George Mpanga started rapping at 15, but a few years later discovered what various rappers discover: if you rap acapella in certain settings and your material is labelled poetry, a wider group of people will taste, ingest and digest your rap lyrics. You’ve gained a whole new audience.

Mpanga aka George the Poet grew up on the Stonebridge Park estate in north-west London and some of his most memorable work picks apart London life with humor, affection and stark clarity.

George makes the most complex multi-syllable rhymes sound natural – like they were hanging for centuries in the ether somewhere just waiting to be spoken.

Evidence: ‘Baby Mother’

and ‘Estate of Mind’

His trademarks are vulnerability, confidence, beautifully weighted flows and uncomfortable calls for personal transformation.

George explains that his profound new EP ‘The Chicken and The Egg’ is about premature parenthood. “Through the story of a rocky relationship, it outlines the cycle of fatherlessness in seven tracks.”

Listen to it here.

George has a vision, which it appears he’s pursuing with sincerity and zeal: helping the next generation of inner-city youth discover their talents and grow their confidence and self-esteem.
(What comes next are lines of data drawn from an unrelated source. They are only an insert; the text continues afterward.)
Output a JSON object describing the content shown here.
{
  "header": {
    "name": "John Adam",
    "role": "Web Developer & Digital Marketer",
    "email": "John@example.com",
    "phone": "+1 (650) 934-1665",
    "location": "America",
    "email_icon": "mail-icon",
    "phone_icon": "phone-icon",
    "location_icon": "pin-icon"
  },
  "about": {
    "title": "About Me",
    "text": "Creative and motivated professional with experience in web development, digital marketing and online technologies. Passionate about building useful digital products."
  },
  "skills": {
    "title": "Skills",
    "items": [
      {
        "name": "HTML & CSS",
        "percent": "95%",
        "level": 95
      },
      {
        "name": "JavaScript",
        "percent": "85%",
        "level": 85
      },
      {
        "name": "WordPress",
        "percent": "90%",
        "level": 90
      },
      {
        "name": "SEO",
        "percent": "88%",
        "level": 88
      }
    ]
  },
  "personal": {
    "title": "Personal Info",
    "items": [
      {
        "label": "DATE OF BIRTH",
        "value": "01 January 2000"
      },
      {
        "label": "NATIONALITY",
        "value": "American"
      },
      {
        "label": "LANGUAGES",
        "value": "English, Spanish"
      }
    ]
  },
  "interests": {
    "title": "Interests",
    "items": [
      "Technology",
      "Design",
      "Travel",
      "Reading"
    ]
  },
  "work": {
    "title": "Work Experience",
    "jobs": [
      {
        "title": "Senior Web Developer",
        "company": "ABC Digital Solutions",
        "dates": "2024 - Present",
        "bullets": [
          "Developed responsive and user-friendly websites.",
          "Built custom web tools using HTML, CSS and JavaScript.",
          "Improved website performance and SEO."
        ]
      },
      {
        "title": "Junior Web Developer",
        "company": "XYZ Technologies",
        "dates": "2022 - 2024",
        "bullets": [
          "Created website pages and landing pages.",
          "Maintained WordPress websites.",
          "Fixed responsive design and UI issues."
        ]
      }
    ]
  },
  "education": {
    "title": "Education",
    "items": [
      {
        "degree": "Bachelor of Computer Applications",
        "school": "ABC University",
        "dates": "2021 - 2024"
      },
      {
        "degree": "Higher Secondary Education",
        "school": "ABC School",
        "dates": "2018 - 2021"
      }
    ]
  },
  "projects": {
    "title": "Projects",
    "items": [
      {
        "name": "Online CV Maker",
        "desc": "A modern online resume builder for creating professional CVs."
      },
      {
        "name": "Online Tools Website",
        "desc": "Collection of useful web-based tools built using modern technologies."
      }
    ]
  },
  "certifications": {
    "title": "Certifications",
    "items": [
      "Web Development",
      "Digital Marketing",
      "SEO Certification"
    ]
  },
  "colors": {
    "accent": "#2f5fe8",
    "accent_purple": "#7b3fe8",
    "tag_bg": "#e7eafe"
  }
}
George’s words aren’t merely aspirational. He’s not weaving a tapestry of fanciful dreams – no, his words are a bulldozer to the lies and self-doubt of young people across the UK.

I’d go as far as to say George the Poet has a prophetic core. We need more artists brave enough to stand up to ego, empire, slavery and community dysfunction and say, ‘This ain’t working. There’s another way of living’.

Over the last decade we’ve seen a new wave of performance poets building their skills, pouring out their guts, confessing their inner demons and telling compelling stories of joy or misfortune. However George the Poet’s work stands out. With every measured pause, every mournful smile, every subtle internal rhyme you sense just how devoted he is to his craft and his mission. His poems cut through the fog of hegemonic disinformation with samurai ease and hopefully he’ll school some heads and unhead some spin doctors while he’s at it.